Merhaba. Daha yolun çok başındayım. Ergenliğe girmeden, 6 sınıfa tamamen kendi isteğiyle kapanmış biri olarak başladım. Regl olup kadınsı ve genç kız gibi hissetmeye çok özeniyordum, ama işin aslı hiç öyle olmadı.
Kapandıktan sonra baskılar arttı, ailem fazlasıyla muhafazakar. “Bayan çok gülmez, dar giyinmez, erkek kardeşine bile çekici, seksi görünmemeli” (Burada kastettiğim evde şort yada ipli giymek, ben kendimden biliyorum bizzat şortlarımın yırtıldığını, sadece evde giymiş olsam bile.) Neyse, konuyu çok dağıtmayalım. Geçen yaz aynaya baktım, dedim ki; ben bu örtü içinden çıkmalıyım, sıkılıyorum, istemiyorum. Bu fikrimi aileme söyledim ama evlatlıktan reddetmeye kadar gitti, zaten İmam Hatip lisesinde okuyorum, ortaokulum da İmam Hatip’ti.

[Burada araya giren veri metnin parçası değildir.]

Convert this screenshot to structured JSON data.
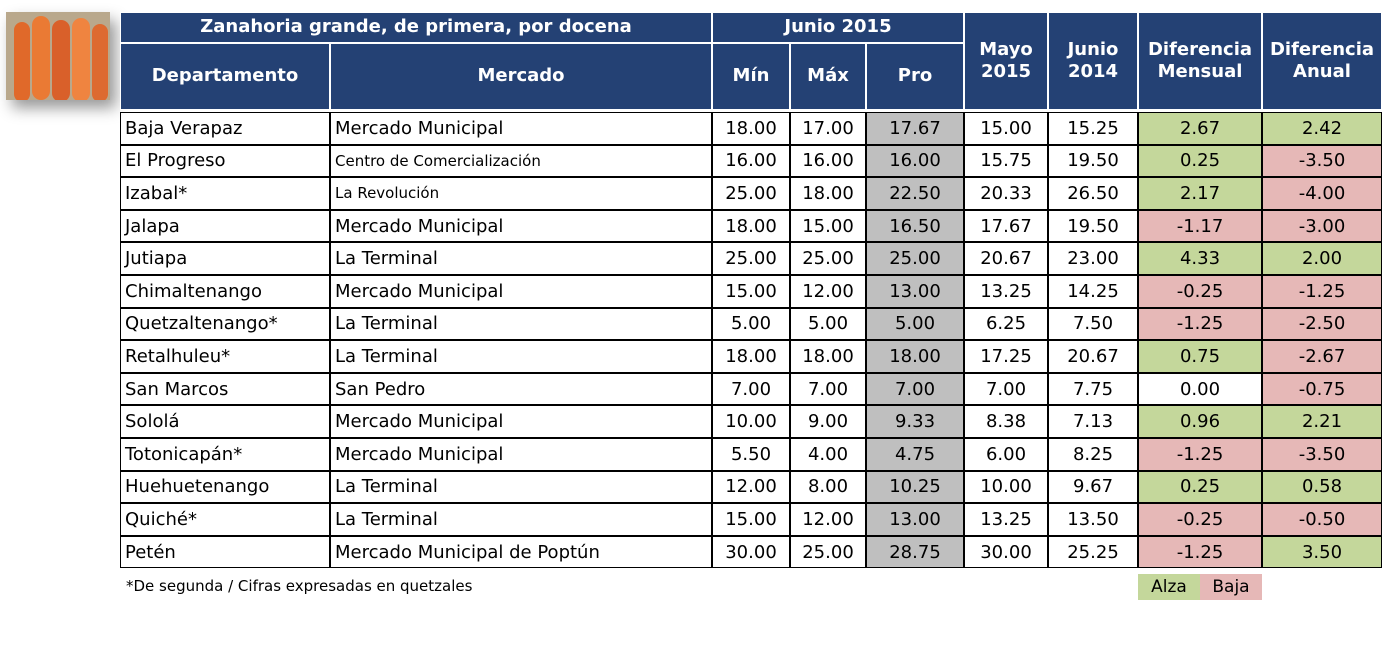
{
  "header": {
    "title": "Zanahoria grande, de primera, por docena",
    "period": "Junio 2015",
    "columns": [
      "Departamento",
      "Mercado",
      "Mín",
      "Máx",
      "Pro",
      "Mayo 2015",
      "Junio 2014",
      "Diferencia Mensual",
      "Diferencia Anual"
    ]
  },
  "table": {
    "rows": [
      [
        "Baja Verapaz",
        "Mercado Municipal",
        "18.00",
        "17.00",
        "17.67",
        "15.00",
        "15.25",
        "2.67",
        "2.42"
      ],
      [
        "El Progreso",
        "Centro de Comercialización",
        "16.00",
        "16.00",
        "16.00",
        "15.75",
        "19.50",
        "0.25",
        "-3.50"
      ],
      [
        "Izabal*",
        "La Revolución",
        "25.00",
        "18.00",
        "22.50",
        "20.33",
        "26.50",
        "2.17",
        "-4.00"
      ],
      [
        "Jalapa",
        "Mercado Municipal",
        "18.00",
        "15.00",
        "16.50",
        "17.67",
        "19.50",
        "-1.17",
        "-3.00"
      ],
      [
        "Jutiapa",
        "La Terminal",
        "25.00",
        "25.00",
        "25.00",
        "20.67",
        "23.00",
        "4.33",
        "2.00"
      ],
      [
        "Chimaltenango",
        "Mercado Municipal",
        "15.00",
        "12.00",
        "13.00",
        "13.25",
        "14.25",
        "-0.25",
        "-1.25"
      ],
      [
        "Quetzaltenango*",
        "La Terminal",
        "5.00",
        "5.00",
        "5.00",
        "6.25",
        "7.50",
        "-1.25",
        "-2.50"
      ],
      [
        "Retalhuleu*",
        "La Terminal",
        "18.00",
        "18.00",
        "18.00",
        "17.25",
        "20.67",
        "0.75",
        "-2.67"
      ],
      [
        "San Marcos",
        "San Pedro",
        "7.00",
        "7.00",
        "7.00",
        "7.00",
        "7.75",
        "0.00",
        "-0.75"
      ],
      [
        "Sololá",
        "Mercado Municipal",
        "10.00",
        "9.00",
        "9.33",
        "8.38",
        "7.13",
        "0.96",
        "2.21"
      ],
      [
        "Totonicapán*",
        "Mercado Municipal",
        "5.50",
        "4.00",
        "4.75",
        "6.00",
        "8.25",
        "-1.25",
        "-3.50"
      ],
      [
        "Huehuetenango",
        "La Terminal",
        "12.00",
        "8.00",
        "10.25",
        "10.00",
        "9.67",
        "0.25",
        "0.58"
      ],
      [
        "Quiché*",
        "La Terminal",
        "15.00",
        "12.00",
        "13.00",
        "13.25",
        "13.50",
        "-0.25",
        "-0.50"
      ],
      [
        "Petén",
        "Mercado Municipal de Poptún",
        "30.00",
        "25.00",
        "28.75",
        "30.00",
        "25.25",
        "-1.25",
        "3.50"
      ]
    ]
  },
  "footer": {
    "note": "*De segunda / Cifras expresadas en quetzales",
    "legend": [
      "Alza",
      "Baja"
    ]
  }
}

Her şeyden uzaklaştım, her şeyden nefret ettim. Tiril tiril, rengarenk elbise giyip bu güzel ergenlik yıllarımı geçirmek yerine, siyah şala hapsolmuş bir vaziyette ilerliyorum. Güzel bir kızım, bu ego kasmak değil, açık halim daha güzel geldi hep. Bir süre daha bu açılma olayı içimde frenlensin diye saçlarımı çok çirkin bir biçimde gecenin 3 buçuğunda ağlayarak kestim. Bunları ben haketmedim.